Third, we learn that we deserve to be cut down. If we are not bearing the fruit we were created to bear, why should we use up the soil?
It’s at this point that Jesus wanted all who could hear him understand that he has come to offer another chance. “One more year” says the caregiver. “One more chance” says Jesus. We deserve to be cut off, but Jesus pleads before the Father to give us another chance at life. Jesus shed his blood to serve as a plea before the Father for you to be restored. He gives us another chance. Do we deserve that chance? No, we deserve to be cut off. But in his mercy he spares us and by his grace he secures for us another chance.
Which leads me to the fifth lesson from the fig tree. We must bear fruit or die. “Repent or perish.” Jesus said. Bear fruit or die.
But Jesus also teaches us that he will do what it takes to make us fruitful. There are two conditions on this incredible grace, and Jesus takes responsibility for them both. We cooperate with him by our repentance.
The first condition requires that Jesus dig around the roots of our belief. We cannot let Jesus dig around those roots until we lay them down and give him lordship over them all. Whatever beliefs, whatever prejudices, whatever biases we come to him with must become fair game for him to dig up and pull out so he can replace them with a better root system.
The second condition is that we have to allow Jesus to fertilize our soil. Do you understand what that means? Are you ready for this? First of all, it means that we have to be willing for Jesus to surround us with all sorts of poop. It is often in the fires of adversity that God is able to refine us into fruit-bearing followers. If we are anything other than open to God to work through the ugly circumstances surrounding our life, we will never bear fruit.
But the main purpose of fertilizer is to pass on nutrients. If we do not let God feed us through his word, we will never become fruitful for him.
Repentance means turning to Jesus to lay a new foundation of belief by weeding out the old attitudes and allowing his word to shape his worldview in us.
It is very tempting for us to say that the United States is acting as God’s agent for bringing punishment on Iraq. It may be true. But when we put our trust in Jesus Christ, we gave up our right to be American citizens before being citizens of God’s kingdom. Viewing the conflict in Iraq as a citizen of the kingdom of heaven gives us a different perspective than if we view it as an American. How can we apply what Jesus taught in these times?
1. Saddam Hussein and Osama Bin Laden are no more sinners than any of us.
2. If this war is God’s judgment, then we too are under God’s wrath. Likewise, if September 11 is part of God’s judgment on America, then so are all men subject to God’s wrath.
3. If God uses us to exact punishment or discipline, it does not justify us. God often used kingdoms like Assyria or Babylon to topple the nation of Israel, and then later brought justice on those nations through Israel.
4. If justice is good for Saddam Hussein and Osama Bin Laden (and don’t we all want to see justice done?), then it is good for us too.
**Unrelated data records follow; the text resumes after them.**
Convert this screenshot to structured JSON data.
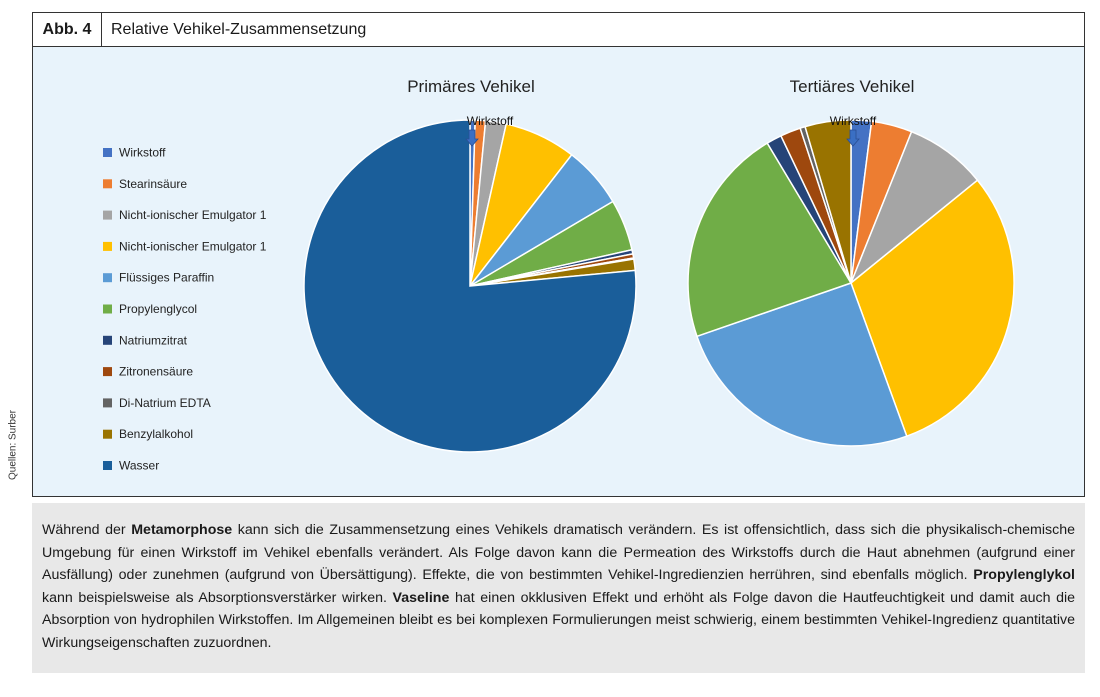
{
  "figure": {
    "label": "Abb. 4",
    "title": "Relative Vehikel-Zusammensetzung"
  },
  "source_credit": "Quellen: Surber",
  "chart_data": [
    {
      "type": "pie",
      "title": "Primäres Vehikel",
      "annotation": "Wirkstoff",
      "categories": [
        "Wirkstoff",
        "Stearinsäure",
        "Nicht-ionischer Emulgator 1",
        "Nicht-ionischer Emulgator 1",
        "Flüssiges Paraffin",
        "Propylenglycol",
        "Natriumzitrat",
        "Zitronensäure",
        "Di-Natrium EDTA",
        "Benzylalkohol",
        "Wasser"
      ],
      "values": [
        0.5,
        1.0,
        2.0,
        7.0,
        6.0,
        5.0,
        0.4,
        0.4,
        0.1,
        1.1,
        76.5
      ],
      "colors": [
        "#4472c4",
        "#ed7d31",
        "#a5a5a5",
        "#ffc000",
        "#5b9bd5",
        "#70ad47",
        "#264478",
        "#9e480e",
        "#636363",
        "#997300",
        "#1a5e9a"
      ]
    },
    {
      "type": "pie",
      "title": "Tertiäres Vehikel",
      "annotation": "Wirkstoff",
      "categories": [
        "Wirkstoff",
        "Stearinsäure",
        "Nicht-ionischer Emulgator 1",
        "Nicht-ionischer Emulgator 1",
        "Flüssiges Paraffin",
        "Propylenglycol",
        "Natriumzitrat",
        "Zitronensäure",
        "Di-Natrium EDTA",
        "Benzylalkohol",
        "Wasser"
      ],
      "values": [
        2.0,
        4.0,
        8.0,
        30.0,
        25.0,
        21.5,
        1.5,
        2.0,
        0.5,
        4.5,
        0
      ],
      "colors": [
        "#4472c4",
        "#ed7d31",
        "#a5a5a5",
        "#ffc000",
        "#5b9bd5",
        "#70ad47",
        "#264478",
        "#9e480e",
        "#636363",
        "#997300",
        "#1a5e9a"
      ]
    }
  ],
  "legend": {
    "placement": "left",
    "items": [
      {
        "label": "Wirkstoff",
        "color": "#4472c4"
      },
      {
        "label": "Stearinsäure",
        "color": "#ed7d31"
      },
      {
        "label": "Nicht-ionischer Emulgator 1",
        "color": "#a5a5a5"
      },
      {
        "label": "Nicht-ionischer Emulgator 1",
        "color": "#ffc000"
      },
      {
        "label": "Flüssiges Paraffin",
        "color": "#5b9bd5"
      },
      {
        "label": "Propylenglycol",
        "color": "#70ad47"
      },
      {
        "label": "Natriumzitrat",
        "color": "#264478"
      },
      {
        "label": "Zitronensäure",
        "color": "#9e480e"
      },
      {
        "label": "Di-Natrium EDTA",
        "color": "#636363"
      },
      {
        "label": "Benzylalkohol",
        "color": "#997300"
      },
      {
        "label": "Wasser",
        "color": "#1a5e9a"
      }
    ]
  },
  "caption": {
    "p1": "Während der ",
    "b1": "Metamorphose",
    "p2": " kann sich die Zusammensetzung eines Vehikels dramatisch verändern. Es ist offensichtlich, dass sich die physikalisch-chemische Umgebung für einen Wirkstoff im Vehikel ebenfalls verändert. Als Folge davon kann die Permeation des Wirkstoffs durch die Haut abnehmen (aufgrund einer Ausfällung) oder zunehmen (aufgrund von Übersättigung). Effekte, die von bestimmten Vehikel-Ingredienzien herrühren, sind ebenfalls möglich. ",
    "b2": "Propylenglykol",
    "p3": " kann beispielsweise als Absorptionsverstärker wirken. ",
    "b3": "Vaseline",
    "p4": " hat einen okklusiven Effekt und erhöht als Folge davon die Hautfeuchtigkeit und damit auch die Absorption von hydrophilen Wirkstoffen. Im Allgemeinen bleibt es bei komplexen Formulierungen meist schwierig, einem bestimmten Vehikel-Ingredienz quantitative Wirkungseigenschaften zuzuordnen."
  }
}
5. Our only hope is repentance.
6. God’s response to repentance is grace.
Can you believe after all we’ve seen—after coming to the unfortunate conclusion that you and I are no better than Saddam Hussein—Jesus still pleads with the Father for another chance? Another chance to become one of his followers. Another chance to show ourselves faithful. Another chance to be reconciled to the One who created us and planted us in this world with a purpose. Another chance to do and be everything God created us to do and be.
Jesus has pleaded for another year. Jesus wants permission to dig up your roots and fertilize the soil of your heart. Are you willing? Unless you repent, you too will perish. If you repent, you too will live!